You can have whatever restrictions on immigration that you want.  I would advise an alternative route.  Let anyone who wants to become a citizen go to an American embassy or consulate and apply for citizenship.  Setup a test similar to what is used now and continue with the same background checks.  Then when an applicant meets the qualifications, swear him or her in, get their account information and have them register to vote in the jurisdiction of their choice.  Or set up a voting district for non-resident citizens.  Either way works.  Then those who were immigrating for economic reasons can stay where they are and not have to come.


Consider the possibilities for eventual new states.  I should think that the lure of a steady income of base money will drive a majority in most places to become Americans. Then, realizing their strength in numbers, they will take over that country’s government through elections and petition for statehood.  If America is what it says that it stands for, it will eventually encompass the world.


A little inclusion can go a long way.


2 thoughts on “The Impact on Immigration Policy

  1. Immigration is the British ‘hot potato’ at the moment. Despite the claims of rightist politicians, and the more rabid newspapers, legal European immigrants who come here as ‘guest workers’ (an ominous phrase…) have actually been proven to work harder for longer hours and less pay, than their British equivalents. Others from the Indian sub continent, Cyprus, the West Indies, and Africa (Commonwealth immigrants) have been the backbone of our transport system and the NHS, since the 1950s. They have also displayed a talent for running small shops and businesses, that the local people had long ago given up on. Thanks to them, we have late-night opening for shops, and services available at all hours of the day and night. This was previously unthinkable, when shops used to close at 5.30 pm, operate early closing on Saturdays, and not open at all on Sundays.
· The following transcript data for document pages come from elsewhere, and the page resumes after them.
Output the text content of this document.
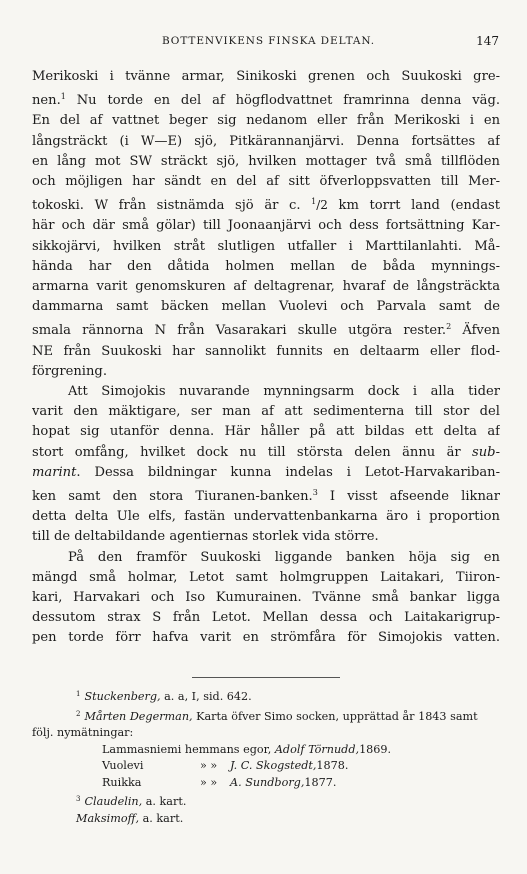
BOTTENVIKENS FINSKA DELTAN.	147
Merikoski i tvänne armar, Sinikoski grenen och Suukoski gre-
nen.$^1$ Nu torde en del af högflodvattnet framrinna denna väg.
En del af vattnet beger sig nedanom eller från Merikoski i en
långsträckt (i W—E) sjö, Pitkärannanjärvi. Denna fortsättes af
en lång mot SW sträckt sjö, hvilken mottager två små tillflöden
och möjligen har sändt en del af sitt öfverloppsvatten till Mer-
tokoski. W från sistnämda sjö är c. $^1$/2 km torrt land (endast
här och där små gölar) till Joonaanjärvi och dess fortsättning Kar-
sikkojärvi, hvilken stråt slutligen utfaller i Marttilanlahti. Må-
hända har den dåtida holmen mellan de båda mynnings-
armarna varit genomskuren af deltagrenar, hvaraf de långsträckta
dammarna samt bäcken mellan Vuolevi och Parvala samt de
smala rännorna N från Vasarakari skulle utgöra rester.$^2$ Äfven
NE från Suukoski har sannolikt funnits en deltaarm eller flod-
förgrening.
Att Simojokis nuvarande mynningsarm dock i alla tider
varit den mäktigare, ser man af att sedimenterna till stor del
hopat sig utanför denna. Här håller på att bildas ett delta af
stort omfång, hvilket dock nu till största delen ännu är sub-
marint. Dessa bildningar kunna indelas i Letot-Harvakariban-
ken samt den stora Tiuranen-banken.$^3$ I visst afseende liknar
detta delta Ule elfs, fastän undervattenbankarna äro i proportion
till de deltabildande agentiernas storlek vida större.
På den framför Suukoski liggande banken höja sig en
mängd små holmar, Letot samt holmgruppen Laitakari, Tiiron-
kari, Harvakari och Iso Kumurainen. Tvänne små bankar ligga
dessutom strax S från Letot. Mellan dessa och Laitakarigrup-
pen torde förr hafva varit en strömfåra för Simojokis vatten.
$^1$ Stuckenberg, a. a, I, sid. 642.
$^2$ Mårten Degerman, Karta öfver Simo socken, upprättad år 1843 samt
följ. nymätningar:
Lammasniemi hemmans egor,
Adolf Törnudd, 1869.
Vuolevi	» »	J. C. Skogstedt, 1878.
Ruikka	» »	A. Sundborg, 1877.
$^3$ Claudelin, a. kart.
Maksimoff, a. kart.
    The EU policies and expansion have unsettled the previous good relationship we had with our immigrants, by allowing an influx of people from countries like Romania, Bulgaria, and Slovenia, These people tend not to work as hard as those from Poland, Germany, or France, and seem happy to drift into petty crime, sex trafficking, and living off the state. In many instances, they have spoiled things for the others, and given rise to an immigration backlash that has left us with the forthcoming referendum. Even the most liberal of thinkers over here (including me) have begun to see that the infrastructure cannot handle much more immigration, without the building of more homes, schools,and hospitals, and the provision of more NHS local doctors.

    Still, as President Obama has told us, we will suffer if we vote to leave the EU. More confirmation that we live in the shadow of our American ‘Big Brother.’

    Best wishes, Pete.


  2. Thank you for your comment. There are those here who would build a fence to keep undesirables out. However, it is too late for the undesirables already got in and their progeny, still undesirables, comprise the current crop of candidates for the parties’ nominations for President.